Prison Break - Internet Advertising - Swarovski - Mortgage - Loans

PDA

View Full Version : robots.txt help... trying to disallow file only from Google.


vprp
Jul 16th 2005, 5:25 pm
There are a lot of files on my forum that I don't want all search engine spiders to visit so I have them listed as:

User-agent: *
Disallow: /admincp/
Disallow: /attachments/
Disallow: /clientscript/

Additionally, there is one file that I want spidered by other spiders except for Googlebot. So I have added something like:

User-agent: googlebot
Disallow: /arcade.php

So my robots.txt file may look something like this:

User-agent: *
Disallow: /admincp/
Disallow: /attachments/
Disallow: /clientscript/

User-agent: googlebot
Disallow: /arcade.php

Does that mean that googlebot will not spider anything in /admincp, /attachments, /clientscript and arcade.php or will it only listen to what is directly specified for Googlebot? Meaning, will it only choose not to index arcade.php?

ResaleBroker
Jul 16th 2005, 5:54 pm
Does that mean that googlebot will not spider anything in /admincp, /attachments, /clientscript and arcade.php ...That is my understanding.

minstrel
Jul 18th 2005, 6:57 pm
Yes, that's correct (theoretically). All spiders which obey the robots.txt directives (the reputable ones do but not all of them do) will obey the first set of directives, including googlebot, and additionally googlebot will obey the second googlebot-specific directive.

gatordun
Jul 28th 2005, 12:58 pm
User-agent: *
User-agent: Googlebot
User-agent: Googlebot-Image
Disallow: /

minstrel
Jul 28th 2005, 6:41 pm
User-agent: *
User-agent: Googlebot
User-agent: Googlebot-Image
Disallow: /

No, that's incorrect. What that does is tell ALL spiders not to index anything (disallow everything).

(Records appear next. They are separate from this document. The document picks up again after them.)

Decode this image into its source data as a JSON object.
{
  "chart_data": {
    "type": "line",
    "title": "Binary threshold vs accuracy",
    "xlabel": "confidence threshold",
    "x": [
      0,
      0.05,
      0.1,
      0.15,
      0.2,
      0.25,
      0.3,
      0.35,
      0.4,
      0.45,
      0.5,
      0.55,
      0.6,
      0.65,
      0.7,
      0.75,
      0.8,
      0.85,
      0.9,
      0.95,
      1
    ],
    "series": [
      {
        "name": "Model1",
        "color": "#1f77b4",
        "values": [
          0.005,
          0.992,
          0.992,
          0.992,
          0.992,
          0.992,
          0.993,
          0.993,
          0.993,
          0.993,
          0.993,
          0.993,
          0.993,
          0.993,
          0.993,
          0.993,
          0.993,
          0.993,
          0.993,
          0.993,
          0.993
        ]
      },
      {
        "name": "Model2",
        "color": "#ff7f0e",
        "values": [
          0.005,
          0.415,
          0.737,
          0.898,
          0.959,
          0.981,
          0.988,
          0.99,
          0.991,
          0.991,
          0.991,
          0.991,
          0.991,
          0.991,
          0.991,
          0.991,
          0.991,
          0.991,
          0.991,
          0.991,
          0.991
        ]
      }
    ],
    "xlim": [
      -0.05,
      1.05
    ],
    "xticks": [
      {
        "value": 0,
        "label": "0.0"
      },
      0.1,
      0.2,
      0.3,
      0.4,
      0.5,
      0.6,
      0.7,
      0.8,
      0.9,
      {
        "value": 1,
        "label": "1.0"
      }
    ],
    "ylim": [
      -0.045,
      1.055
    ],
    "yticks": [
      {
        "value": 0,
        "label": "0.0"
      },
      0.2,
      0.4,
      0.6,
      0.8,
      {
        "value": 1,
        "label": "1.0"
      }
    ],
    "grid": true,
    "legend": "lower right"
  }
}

That wasn't what was requested and frankly I can't imagine anyone wanting a robots.txt file like that except perhaps for a private members only site.

gatordun
Jul 29th 2005, 8:44 am
Thought he was asking about google.
So i added the image google too so he could add it to his list.
The best thing to do is list all spiders that you don't want by name.
Some are good some are not.
I posted a full list of bots on one of these forums.

minstrel
Jul 29th 2005, 9:08 am
He was asking about Google.

Look at the first line of the robots.txt file you posted:

User-agent: *
followed by

Disallow: /
That instructs all spiders to disallow everything.